I take one hurried sip before I head to work, and coffee the color of old blood creeps down my brand-new scrubs. That’s when I discover her, crouched atop my uterus, tiny toenails digging into my sigmoid. My skin barely contains her as she hugs herself from deep within my viscera.
Excuse me, I say, flinging my top to the floor. Care to explain what you’re doing? I tap the bulge convexing my belly button until it retracts.
A long yawn, then—Nothing, she says, elbows on knees. I wanna play. She piles my small intestines upon her head like curls, and beams. Pretty.
Play? You can’t play inside me. There’s no room.
She presses my stomach. It growls and gives. Room, she says.
I can’t take care of you. You have to leave. Or I’ll lose my parking spot.
She drags a finger across my beaded lymph nodes. Can’t, she mimics. Have to. She squeezes my diaphragm with both hands, pulling air deep into my lungs.
Inhale. Exhale. The clock Dopplers as it fades.
Can I have this? She holds up a golden pebble from my kidney.
I know! I say with false glee. Let’s hide somewhere. Want to play hide-and-seek?
My pelvis tilts under her weight as she shifts her balance. Her voice bubbles up through lobes and mucus. I was hided, but nobody seeked, she says. Pain balloons in my solar plexus where her forehead lands.
I remember being young. Rather, I am remembering. Do you like swings, then?
She takes a seat on my transverse colon while I steady myself against the wall. Swing!
No, please. The whole of me throbs as I rummage through brain, body, and bone for things I had loved—the tide stealing sand from underfoot, Chinese jump rope with my sisters, cheating time in the library. What about … reading?

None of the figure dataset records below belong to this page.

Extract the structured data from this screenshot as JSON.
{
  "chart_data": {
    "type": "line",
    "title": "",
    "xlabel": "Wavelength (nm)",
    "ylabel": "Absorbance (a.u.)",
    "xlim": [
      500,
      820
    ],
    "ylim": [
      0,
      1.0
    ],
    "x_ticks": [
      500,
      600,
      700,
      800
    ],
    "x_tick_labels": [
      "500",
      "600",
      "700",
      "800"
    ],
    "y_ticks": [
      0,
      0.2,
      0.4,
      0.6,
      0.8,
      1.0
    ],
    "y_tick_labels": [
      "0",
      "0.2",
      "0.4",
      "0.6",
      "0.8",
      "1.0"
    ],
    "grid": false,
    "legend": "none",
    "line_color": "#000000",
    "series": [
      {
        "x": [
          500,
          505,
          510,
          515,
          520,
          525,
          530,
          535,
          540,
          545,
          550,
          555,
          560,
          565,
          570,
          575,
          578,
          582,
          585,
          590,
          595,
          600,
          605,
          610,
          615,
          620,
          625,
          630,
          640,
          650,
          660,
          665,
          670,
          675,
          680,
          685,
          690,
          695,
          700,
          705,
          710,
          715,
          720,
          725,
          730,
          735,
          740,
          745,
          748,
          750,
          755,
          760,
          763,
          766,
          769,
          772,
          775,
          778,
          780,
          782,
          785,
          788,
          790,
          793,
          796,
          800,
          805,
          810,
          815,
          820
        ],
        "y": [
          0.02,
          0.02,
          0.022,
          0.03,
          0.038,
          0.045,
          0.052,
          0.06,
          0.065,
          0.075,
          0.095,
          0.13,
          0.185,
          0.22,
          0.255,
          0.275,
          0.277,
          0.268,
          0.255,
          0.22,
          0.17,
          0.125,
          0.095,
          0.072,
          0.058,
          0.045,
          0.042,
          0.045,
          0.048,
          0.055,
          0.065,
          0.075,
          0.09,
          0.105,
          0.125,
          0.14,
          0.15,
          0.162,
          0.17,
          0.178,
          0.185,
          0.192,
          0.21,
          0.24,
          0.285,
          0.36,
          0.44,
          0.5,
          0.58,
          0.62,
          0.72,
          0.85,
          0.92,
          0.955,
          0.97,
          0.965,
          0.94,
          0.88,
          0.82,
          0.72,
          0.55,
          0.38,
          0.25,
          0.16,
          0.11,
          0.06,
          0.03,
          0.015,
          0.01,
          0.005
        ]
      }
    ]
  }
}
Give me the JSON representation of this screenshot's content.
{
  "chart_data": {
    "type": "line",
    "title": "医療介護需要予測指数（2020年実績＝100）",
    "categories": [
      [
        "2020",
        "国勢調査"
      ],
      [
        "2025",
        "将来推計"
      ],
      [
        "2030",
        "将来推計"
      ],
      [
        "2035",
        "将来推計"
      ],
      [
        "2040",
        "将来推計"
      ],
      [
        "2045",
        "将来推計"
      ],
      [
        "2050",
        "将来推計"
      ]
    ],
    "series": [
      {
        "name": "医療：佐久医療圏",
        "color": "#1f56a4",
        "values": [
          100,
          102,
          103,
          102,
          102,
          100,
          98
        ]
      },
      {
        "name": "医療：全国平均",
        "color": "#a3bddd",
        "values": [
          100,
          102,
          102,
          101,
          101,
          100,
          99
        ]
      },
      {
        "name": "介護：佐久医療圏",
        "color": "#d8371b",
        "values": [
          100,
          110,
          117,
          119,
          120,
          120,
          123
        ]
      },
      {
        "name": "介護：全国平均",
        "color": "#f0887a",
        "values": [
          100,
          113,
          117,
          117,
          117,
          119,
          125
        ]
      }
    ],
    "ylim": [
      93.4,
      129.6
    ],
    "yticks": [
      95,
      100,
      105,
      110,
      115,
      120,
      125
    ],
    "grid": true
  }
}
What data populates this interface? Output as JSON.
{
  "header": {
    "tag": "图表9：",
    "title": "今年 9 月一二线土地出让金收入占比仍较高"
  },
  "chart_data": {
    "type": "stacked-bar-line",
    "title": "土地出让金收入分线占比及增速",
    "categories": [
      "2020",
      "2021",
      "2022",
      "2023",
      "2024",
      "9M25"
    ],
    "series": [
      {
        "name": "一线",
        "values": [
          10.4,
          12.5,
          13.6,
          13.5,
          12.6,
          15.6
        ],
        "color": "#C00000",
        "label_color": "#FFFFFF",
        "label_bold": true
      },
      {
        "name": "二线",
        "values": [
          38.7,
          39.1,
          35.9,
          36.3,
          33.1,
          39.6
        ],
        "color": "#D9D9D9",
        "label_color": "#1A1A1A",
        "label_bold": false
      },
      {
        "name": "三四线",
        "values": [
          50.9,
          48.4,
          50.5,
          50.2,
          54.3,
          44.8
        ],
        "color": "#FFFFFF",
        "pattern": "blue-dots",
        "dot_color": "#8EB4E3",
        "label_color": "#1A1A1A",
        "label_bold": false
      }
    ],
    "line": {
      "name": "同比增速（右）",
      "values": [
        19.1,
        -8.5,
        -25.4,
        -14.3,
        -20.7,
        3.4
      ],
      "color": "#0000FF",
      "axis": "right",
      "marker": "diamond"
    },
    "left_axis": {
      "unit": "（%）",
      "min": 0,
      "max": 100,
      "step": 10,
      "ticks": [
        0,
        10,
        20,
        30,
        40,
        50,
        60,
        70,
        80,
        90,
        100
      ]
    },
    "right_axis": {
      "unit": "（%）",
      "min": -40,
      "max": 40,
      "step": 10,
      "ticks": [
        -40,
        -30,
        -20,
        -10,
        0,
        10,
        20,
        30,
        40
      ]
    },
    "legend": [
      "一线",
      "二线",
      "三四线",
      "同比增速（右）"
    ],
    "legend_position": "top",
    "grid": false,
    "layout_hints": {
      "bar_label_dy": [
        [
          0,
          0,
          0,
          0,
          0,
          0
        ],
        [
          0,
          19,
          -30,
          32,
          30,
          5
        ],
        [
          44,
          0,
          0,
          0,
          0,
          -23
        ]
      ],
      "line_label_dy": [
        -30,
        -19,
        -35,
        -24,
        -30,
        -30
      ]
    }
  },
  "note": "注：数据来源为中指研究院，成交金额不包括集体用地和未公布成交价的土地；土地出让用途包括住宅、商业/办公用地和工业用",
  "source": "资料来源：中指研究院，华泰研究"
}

She pulls herself up by my clavicle. Her head finds space by my heart. Her little legs dangle through my pelvic girdle before she erupts, molten. I like stories, she says, as she puts my arms on like sleeves, my legs on like pants. My spinal column shudders as she pours upward till she can breathe with my nose, smile with my mouth. Her feet wriggle into mine till she can stand.
Dry lightning flashes, and all colors jump. The pounding of blood in my ears quiets, and I let go of the wall. I, no, we flex our fingers and take in the world through new eyes.
We dump my purse onto the rug. A stethoscope, hall passes, the Tide To Go stain remover. Fragrance-free lip balm, a vegan wallet, a half-eaten roll of Tums. A hairbrush, Post-Its, an emergency tampon. Underneath it all, my cellphone. As we dial, a giggle escapes from our larynx.
“Hi, it’s Jia,” we say. “I’ve come down with something. Please get the other nurse to cover for me today.” She digs our elbow into our side. “Better make that five days to be sure.”
We hang up, shoulders lighter, eyes brighter.
Read! my inner child says, jumping back into bed.
Read, I say, grabbing a thick library book from the nightstand.